Other parasitic infections however, where the association is much closer, are generally less pathogenic, extreme pathology generally only being associated with high parasite loads. For example infection with adult cestodes is not associated with much pathology, if at all. That both parasite and host undergo this evolution may be seen with the association between the protozoan parasite Trypanosoma brucei brucei, which in its natural hosts (wild animals such as Zebra and Antelope) do not cause disease. Domesticated animals such as cattle or horses (which have not undergone this co-evolution) when introduced into trypanosome endemic areas are rapidly killed by the same parasites however. The reason for this co-evolution is probably because it is not in the interest of the parasite to kill its host, and the parasite may have evolved ways of reducing any pathogenic effects it may have. This growing association may even go to the extent of the parasites limiting their own densities of infection, (for example the concomitant immunity reported with schistosome infections).
There are however important exceptions to this, particularly for example with infection of intermediate hosts with larval helminth parasites. Here it is often the case that the intermediate host must be eaten by its definitive host to complete its lifecycle. If this is the case, the larval parasites have often evolved to facilitate this, either actively or passively. Examples of parasites actively aiding the predation of their intermediate hosts have been reported from a number of species of helminths that modify the behaviour of these intermediate hosts. For example metacercarial infections of ants by Dicrocoelium dendriticum causes the ants to change their behaviour, by running up, and attaching themselves, by their jaws, to the tops of blades of grass, where they can be accidentally ingested as their herbivorous definitive hosts graze. Other behavioural modifications include the intermediate host not hiding itself from predators, as has been reported in fish infected with larval pseudophyllidean cestodes (e.g. Schistocephalus solidus), or arthropod intermediate hosts infected with larval acanthocephalans. Other more passive means include infection with many larval cyclophyllidean cestodes, where the larval cestode may, as it develops to maturity, cause extreme pathology (for example infection with species of Echinococcus), which will eventually kill the intermediate host. The dead intermediate host is then available for scavenging by the carnivorous definitive hosts, who then become infected, completing the parasites lifecycle.

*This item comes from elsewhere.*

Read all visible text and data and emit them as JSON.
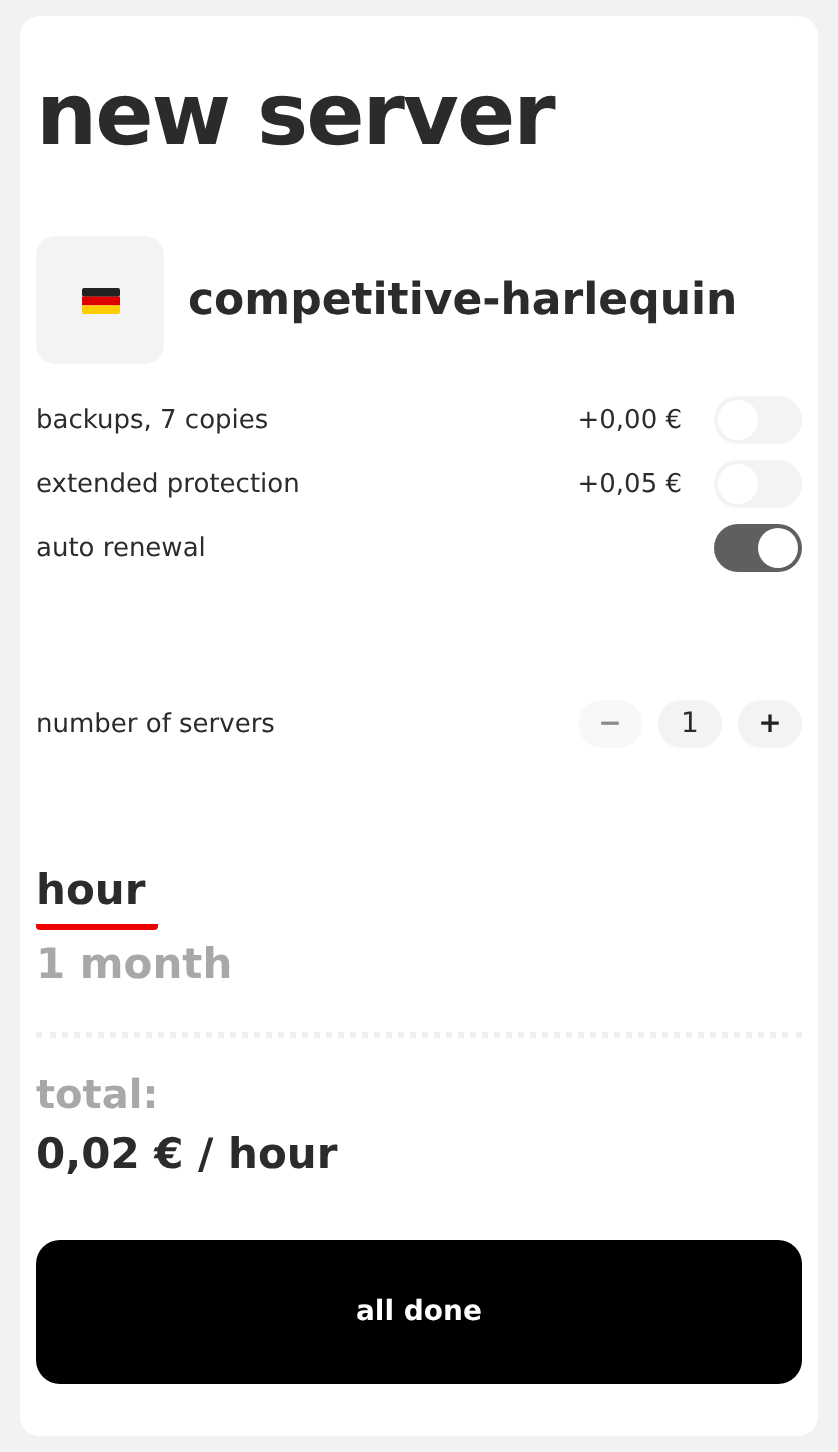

Larval helminths in accidental or paratenic hosts may cause pathology, two types of condition being important. Firstly Visceral Larval Migrans, as seen with Anisakis and Angiostrongylus infections, and importantly with the larvae of the nematode Toxocara canis, where migrating larvae may causes blindness in infected humans (usually children). Here larvae migrate deep within the paratenic hosts tissues. Secondly Cutaneous Larval Migrans, where the larvae migrate through the skin and subcutaneous tissues. Examples here include dog hookworms of the genus Ancylostoma. Also some cercaria of non-human infecting schistosomes (where the condition is known as cercarial dermatitis) have short lived migrations through the skin before they die. Some larval helminths may cause both conditions in paratenic hosts, such as is the case with plerocercoids of Pseudophyllidean Cestodes such as Spirometra,, where the condition is known as sparganosis.